Inoue M, Nakanishi K, Nakazawa A, Ogawa H, Shimizu H, Saitoh J, Tanaka Y, Ueda G, Tanizawa O
Department of Obstetrics and Gynecology, Osaka University Medical School.
Nihon Sanka Fujinka Gakkai Zasshi. 1990 Apr;42(4):347-52.
Despite cis-platin-based combination chemotherapy with initially high response rates in advanced ovarian cancer, the overall survival rate remains unsatisfactory. This prompted us to design a new systematic approach using a combination chemotherapy consisting of cis-platin, adriamycin and cyclophosphamide (PAC), namely cyclic-PAC chemotherapy: Three-step chemotherapies consisting of 3 courses of the PAC regimen in each step were administered for 18 months to patients with Stage Ic-IV, after cytoreductive surgery and chemotherapy.
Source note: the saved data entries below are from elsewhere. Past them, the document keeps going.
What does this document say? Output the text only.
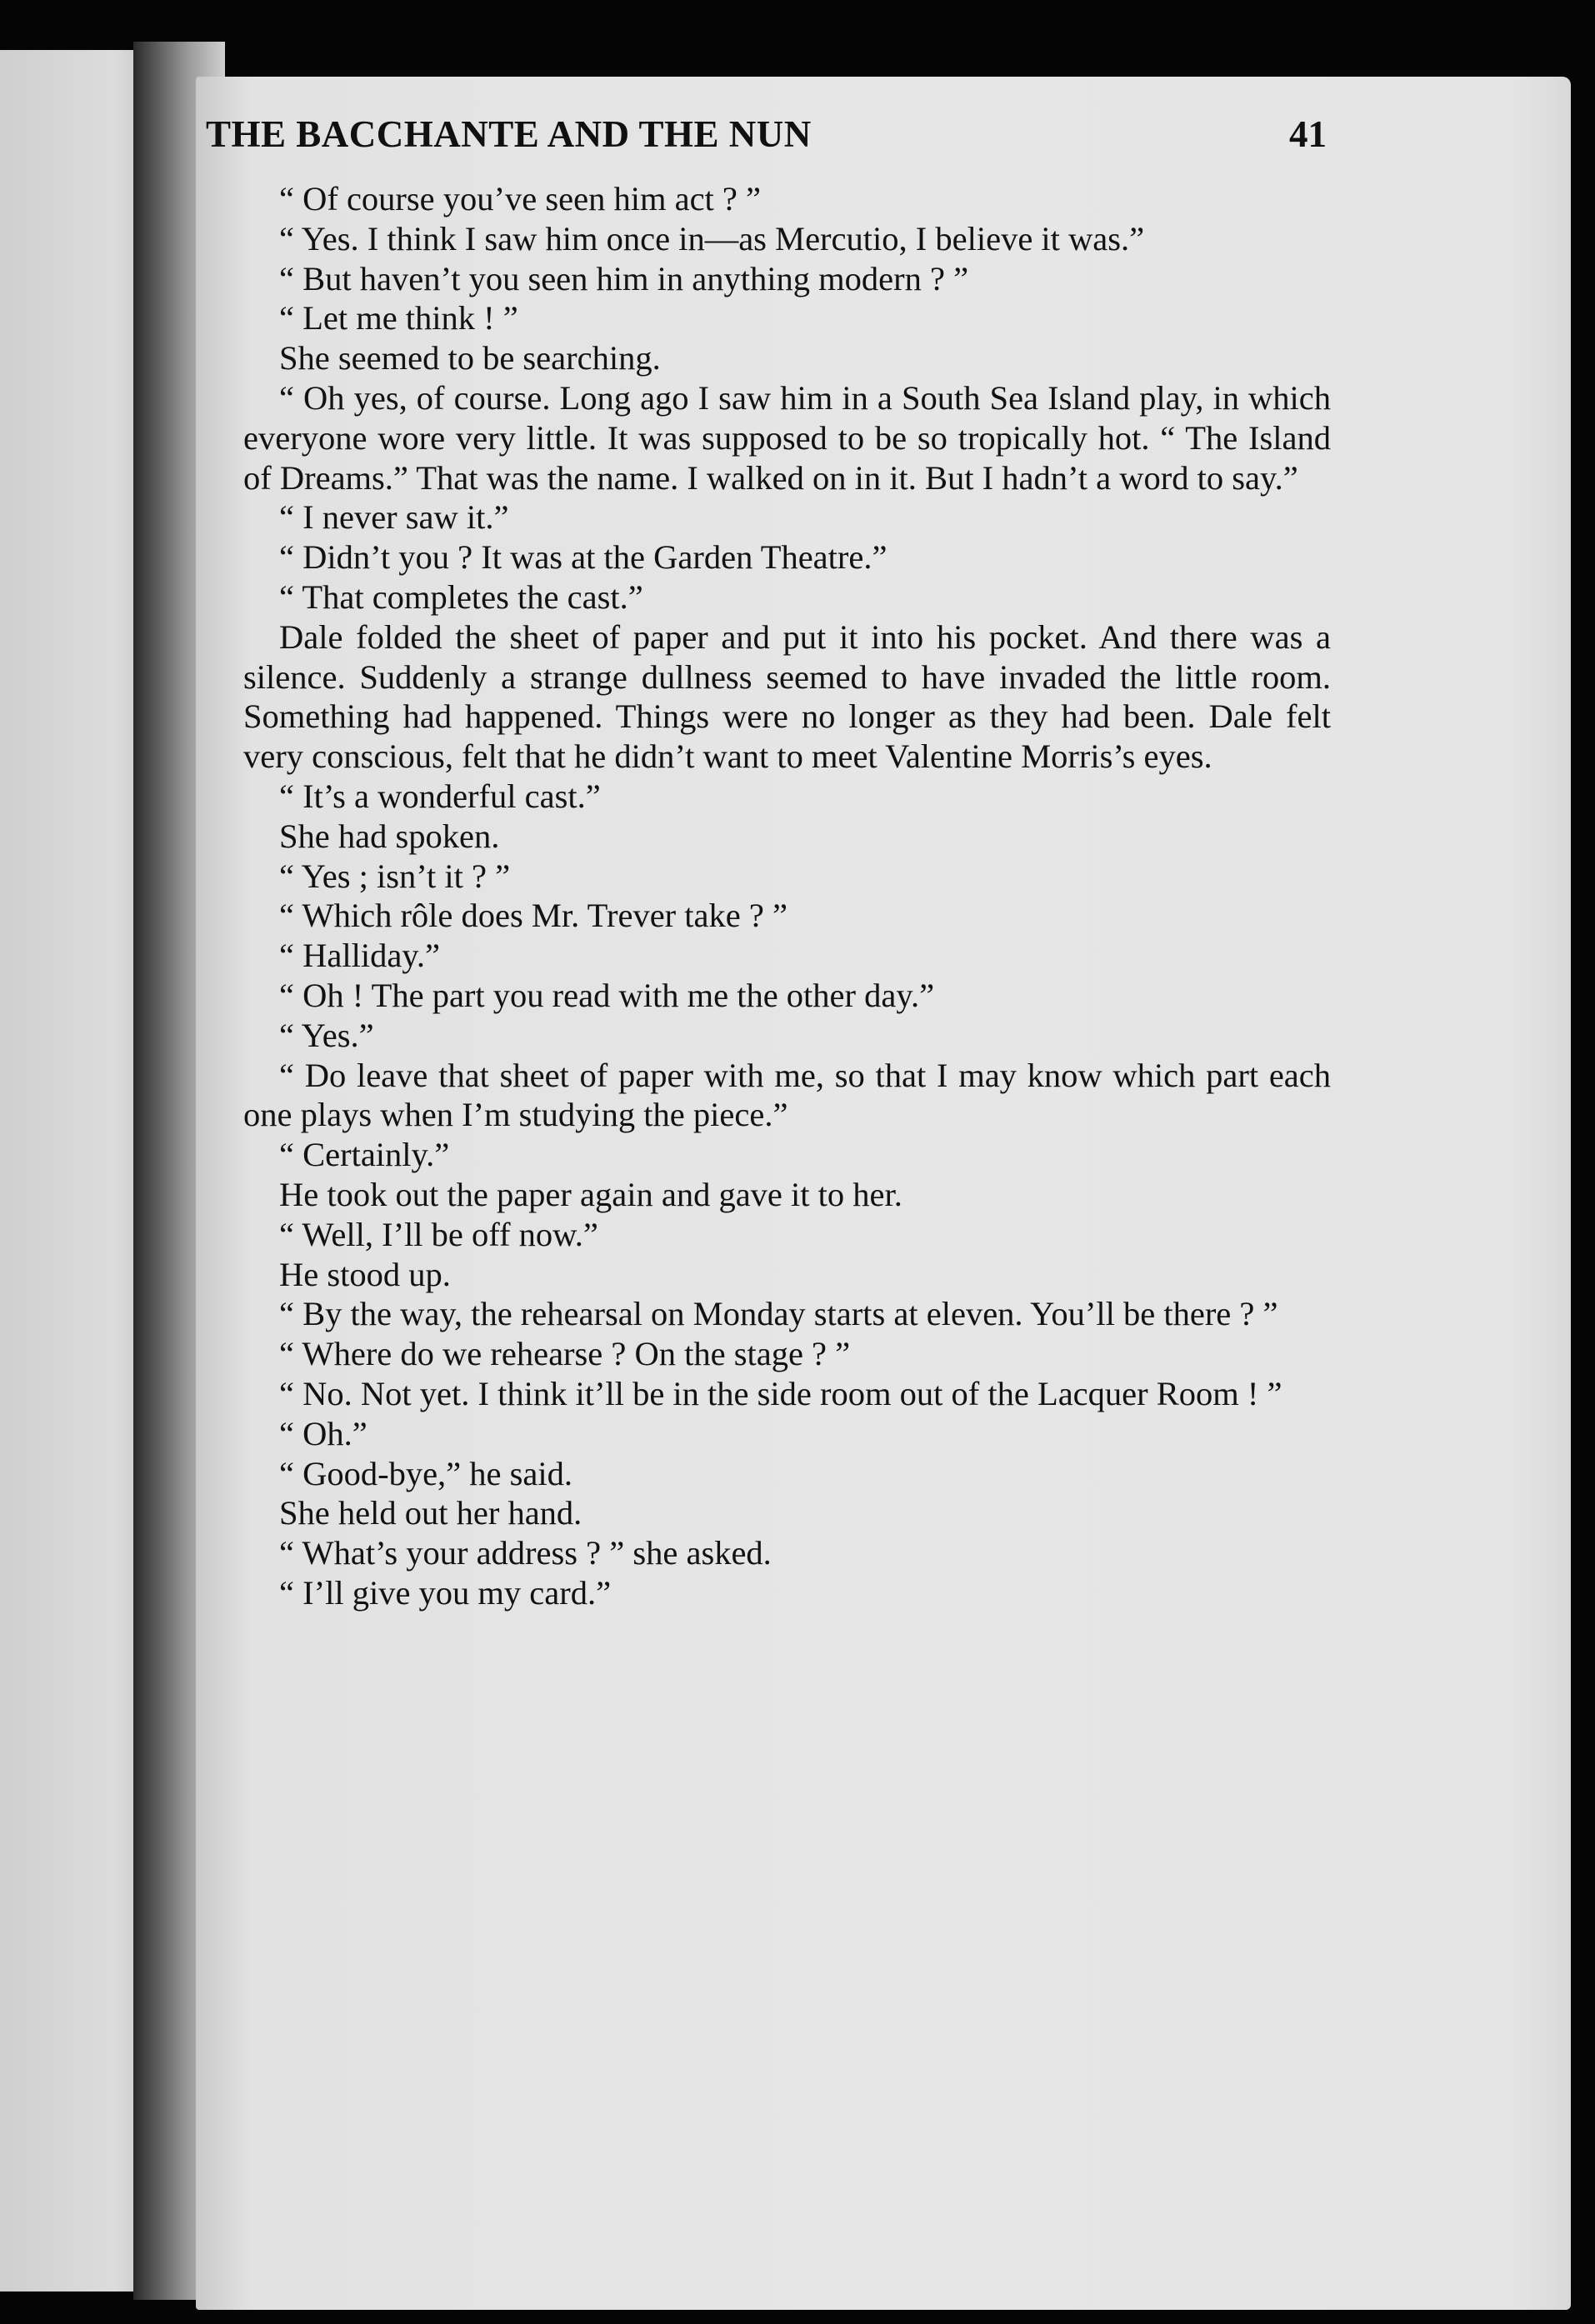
THE BACCHANTE AND THE NUN	41

“ Of course you’ve seen him act ? ”

“ Yes. I think I saw him once in—as Mercutio, I believe it was.”

“ But haven’t you seen him in anything modern ? ”

“ Let me think ! ”

She seemed to be searching.

“ Oh yes, of course. Long ago I saw him in a South Sea Island play, in which everyone wore very little. It was supposed to be so tropically hot. “ The Island of Dreams.” That was the name. I walked on in it. But I hadn’t a word to say.”

“ I never saw it.”

“ Didn’t you ? It was at the Garden Theatre.”

“ That completes the cast.”

Dale folded the sheet of paper and put it into his pocket. And there was a silence. Suddenly a strange dullness seemed to have invaded the little room. Something had happened. Things were no longer as they had been. Dale felt very conscious, felt that he didn’t want to meet Valentine Morris’s eyes.

“ It’s a wonderful cast.”

She had spoken.

“ Yes ; isn’t it ? ”

“ Which rôle does Mr. Trever take ? ”

“ Halliday.”

“ Oh ! The part you read with me the other day.”

“ Yes.”

“ Do leave that sheet of paper with me, so that I may know which part each one plays when I’m studying the piece.”

“ Certainly.”

He took out the paper again and gave it to her.

“ Well, I’ll be off now.”

He stood up.

“ By the way, the rehearsal on Monday starts at eleven. You’ll be there ? ”

“ Where do we rehearse ? On the stage ? ”

“ No. Not yet. I think it’ll be in the side room out of the Lacquer Room ! ”

“ Oh.”

“ Good-bye,” he said.

She held out her hand.

“ What’s your address ? ” she asked.

“ I’ll give you my card.”
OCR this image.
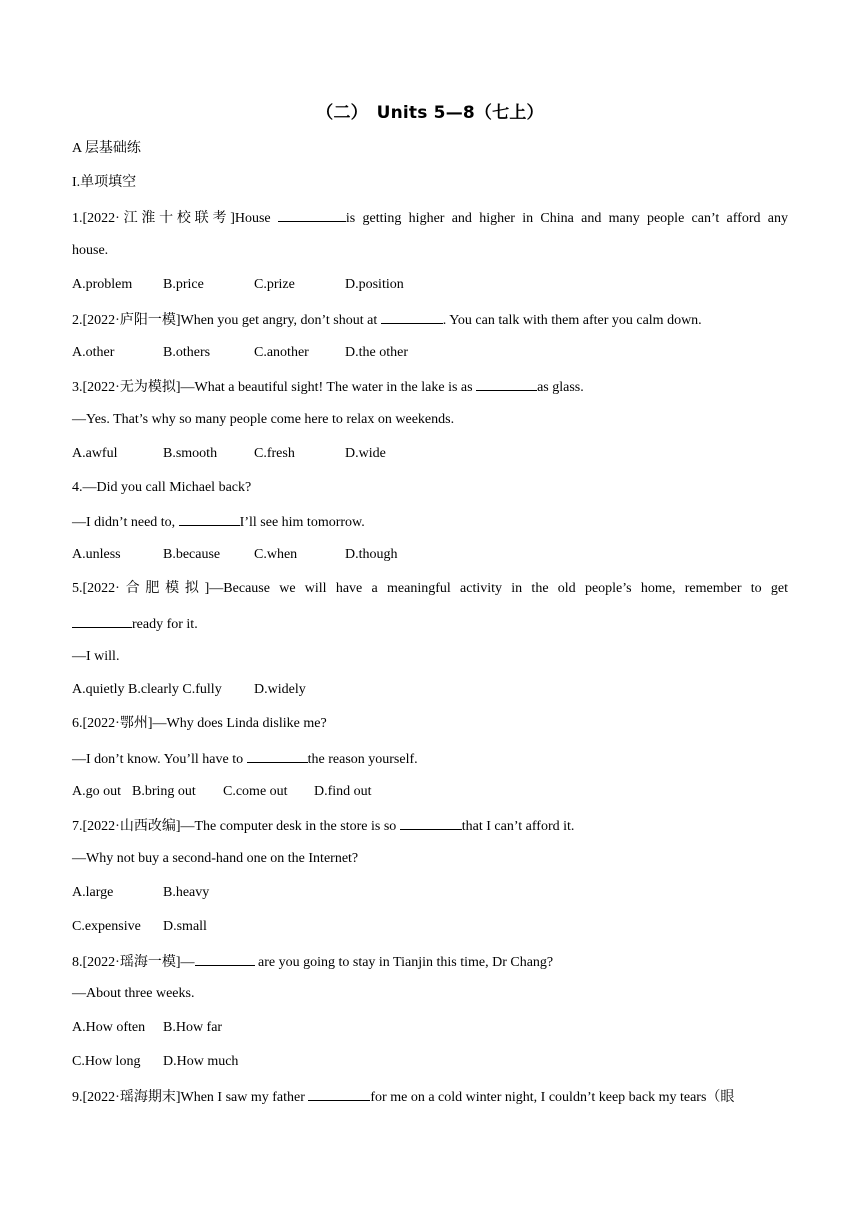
（二）　Units 5—8（七上）
A 层基础练
I.单项填空
1.[2022·江淮十校联考]House	is getting higher and higher in China and many people can’t afford any
house.
A.problem B.price	C.prize	D.position
2.[2022·庐阳一模]When you get angry, don’t shout at	. You can talk with them after you calm down.
A.other	B.others	C.another	D.the other
3.[2022·无为模拟]—What a beautiful sight! The water in the lake is as	as glass.
—Yes. That’s why so many people come here to relax on weekends.
A.awful	B.smooth	C.fresh	D.wide
4.—Did you call Michael back?
—I didn’t need to,	I’ll see him tomorrow.
A.unless	B.because C.when	D.though
5.[2022·合肥模拟]—Because we will have a meaningful activity in the old people’s home, remember to get
ready for it.
—I will.
A.quietly B.clearly C.fully D.widely
6.[2022·鄂州]—Why does Linda dislike me?
—I don’t know. You’ll have to	the reason yourself.
A.go out B.bring out C.come out D.find out
7.[2022·山西改编]—The computer desk in the store is so	that I can’t afford it.
—Why not buy a second-hand one on the Internet?
A.large	B.heavy
C.expensive D.small
8.[2022·瑶海一模]—	are you going to stay in Tianjin this time, Dr Chang?
—About three weeks.
A.How often B.How far
C.How long D.How much
9.[2022·瑶海期末]When I saw my father	for me on a cold winter night, I couldn’t keep back my tears（眼
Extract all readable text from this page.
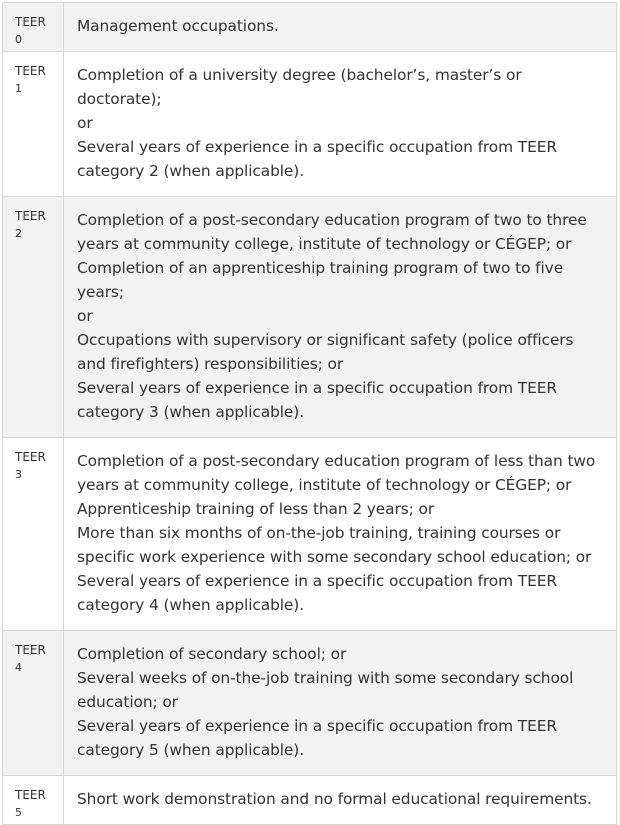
TEER
0	Management occupations.

TEER
1	Completion of a university degree (bachelor’s, master’s or doctorate);
or
Several years of experience in a specific occupation from TEER category 2 (when applicable).

TEER
2	Completion of a post-secondary education program of two to three years at community college, institute of technology or CÉGEP; or
Completion of an apprenticeship training program of two to five years;
or
Occupations with supervisory or significant safety (police officers and firefighters) responsibilities; or
Several years of experience in a specific occupation from TEER category 3 (when applicable).

TEER
3	Completion of a post-secondary education program of less than two years at community college, institute of technology or CÉGEP; or
Apprenticeship training of less than 2 years; or
More than six months of on-the-job training, training courses or specific work experience with some secondary school education; or
Several years of experience in a specific occupation from TEER category 4 (when applicable).

TEER
4	Completion of secondary school; or
Several weeks of on-the-job training with some secondary school education; or
Several years of experience in a specific occupation from TEER category 5 (when applicable).

TEER
5	Short work demonstration and no formal educational requirements.
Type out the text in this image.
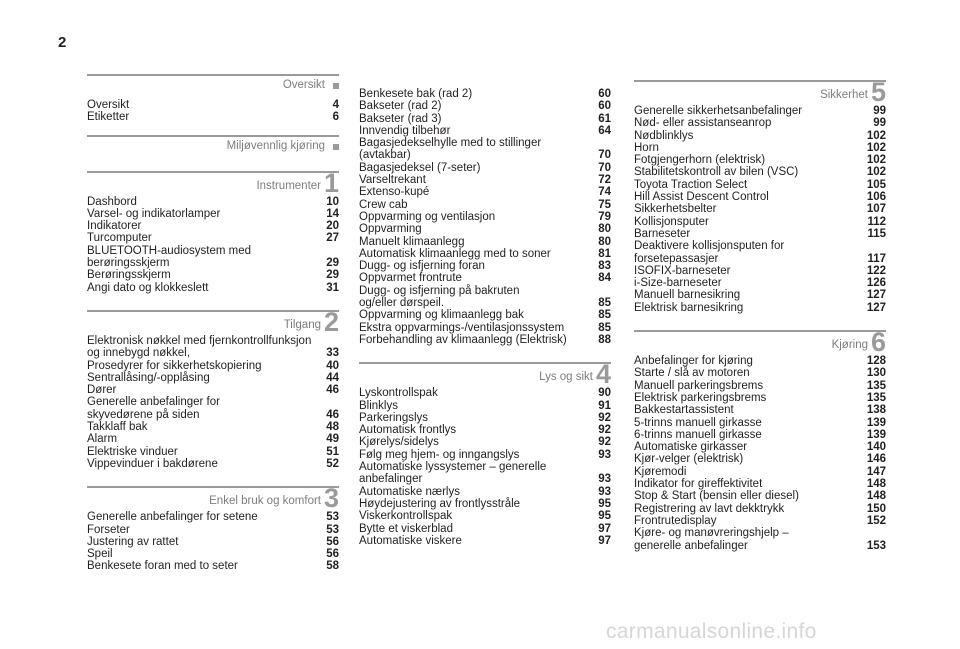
2
Oversikt
Oversikt	4
Etiketter	6
Miljøvennlig kjøring
Instrumenter 1
Dashbord	10
Varsel- og indikatorlamper	14
Indikatorer	20
Turcomputer	27
BLUETOOTH-audiosystem med
berøringsskjerm	29
Berøringsskjerm	29
Angi dato og klokkeslett	31
Tilgang 2
Elektronisk nøkkel med fjernkontrollfunksjon
og innebygd nøkkel,	33
Prosedyrer for sikkerhetskopiering	40
Sentrallåsing/-opplåsing	44
Dører	46
Generelle anbefalinger for
skyvedørene på siden	46
Takklaff bak	48
Alarm	49
Elektriske vinduer	51
Vippevinduer i bakdørene	52
Enkel bruk og komfort 3
Generelle anbefalinger for setene	53
Forseter	53
Justering av rattet	56
Speil	56
Benkesete foran med to seter	58
Benkesete bak (rad 2)	60
Bakseter (rad 2)	60
Bakseter (rad 3)	61
Innvendig tilbehør	64
Bagasjedekselhylle med to stillinger
(avtakbar)	70
Bagasjedeksel (7-seter)	70
Varseltrekant	72
Extenso-kupé	74
Crew cab	75
Oppvarming og ventilasjon	79
Oppvarming	80
Manuelt klimaanlegg	80
Automatisk klimaanlegg med to soner	81
Dugg- og isfjerning foran	83
Oppvarmet frontrute	84
Dugg- og isfjerning på bakruten
og/eller dørspeil.	85
Oppvarming og klimaanlegg bak	85
Ekstra oppvarmings-/ventilasjonssystem	85
Forbehandling av klimaanlegg (Elektrisk)	88
Lys og sikt 4
Lyskontrollspak	90
Blinklys	91
Parkeringslys	92
Automatisk frontlys	92
Kjørelys/sidelys	92
Følg meg hjem- og inngangslys	93
Automatiske lyssystemer – generelle
anbefalinger	93
Automatiske nærlys	93
Høydejustering av frontlysstråle	95
Viskerkontrollspak	95
Bytte et viskerblad	97
Automatiske viskere	97
Sikkerhet 5
Generelle sikkerhetsanbefalinger	99
Nød- eller assistanseanrop	99
Nødblinklys	102
Horn	102
Fotgjengerhorn (elektrisk)	102
Stabilitetskontroll av bilen (VSC)	102
Toyota Traction Select	105
Hill Assist Descent Control	106
Sikkerhetsbelter	107
Kollisjonsputer	112
Barneseter	115
Deaktivere kollisjonsputen for
forsetepassasjer	117
ISOFIX-barneseter	122
i-Size-barneseter	126
Manuell barnesikring	127
Elektrisk barnesikring	127
Kjøring 6
Anbefalinger for kjøring	128
Starte / slå av motoren	130
Manuell parkeringsbrems	135
Elektrisk parkeringsbrems	135
Bakkestartassistent	138
5-trinns manuell girkasse	139
6-trinns manuell girkasse	139
Automatiske girkasser	140
Kjør-velger (elektrisk)	146
Kjøremodi	147
Indikator for gireffektivitet	148
Stop & Start (bensin eller diesel)	148
Registrering av lavt dekktrykk	150
Frontrutedisplay	152
Kjøre- og manøvreringshjelp –
generelle anbefalinger	153
carmanualsonline.info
In the present study, the survival rate with the cyclic-PAC chemotherapy was compared to that with short course-PAC and FAM (5-Fu, Alkylating agent and Mitomycin C) chemotherapies. The cyclic-PAC, PAC and FAM groups included 24 cases, 31 cases and 30 cases, respectively. Treatment of Stage Ic-IV diseases by cyclic-PAC improved the outcome (66% 3-year survival rate) compared to PAC and FAM groups (PAC 35% and FAM 30% 3-year survival rates), while no difference was observed between PAC and FAM. The outcome for patients with Stage III. IV was also superior for the cyclic-PAC group compared to the PAC and FAM groups (cyclic-PAC 54%, PAC 18% and FAM 13% 3-year survival rates). Cyclic-PAC chemotherapy is capable of dramatically improving the long-term survival rate of ovarian cancer patients.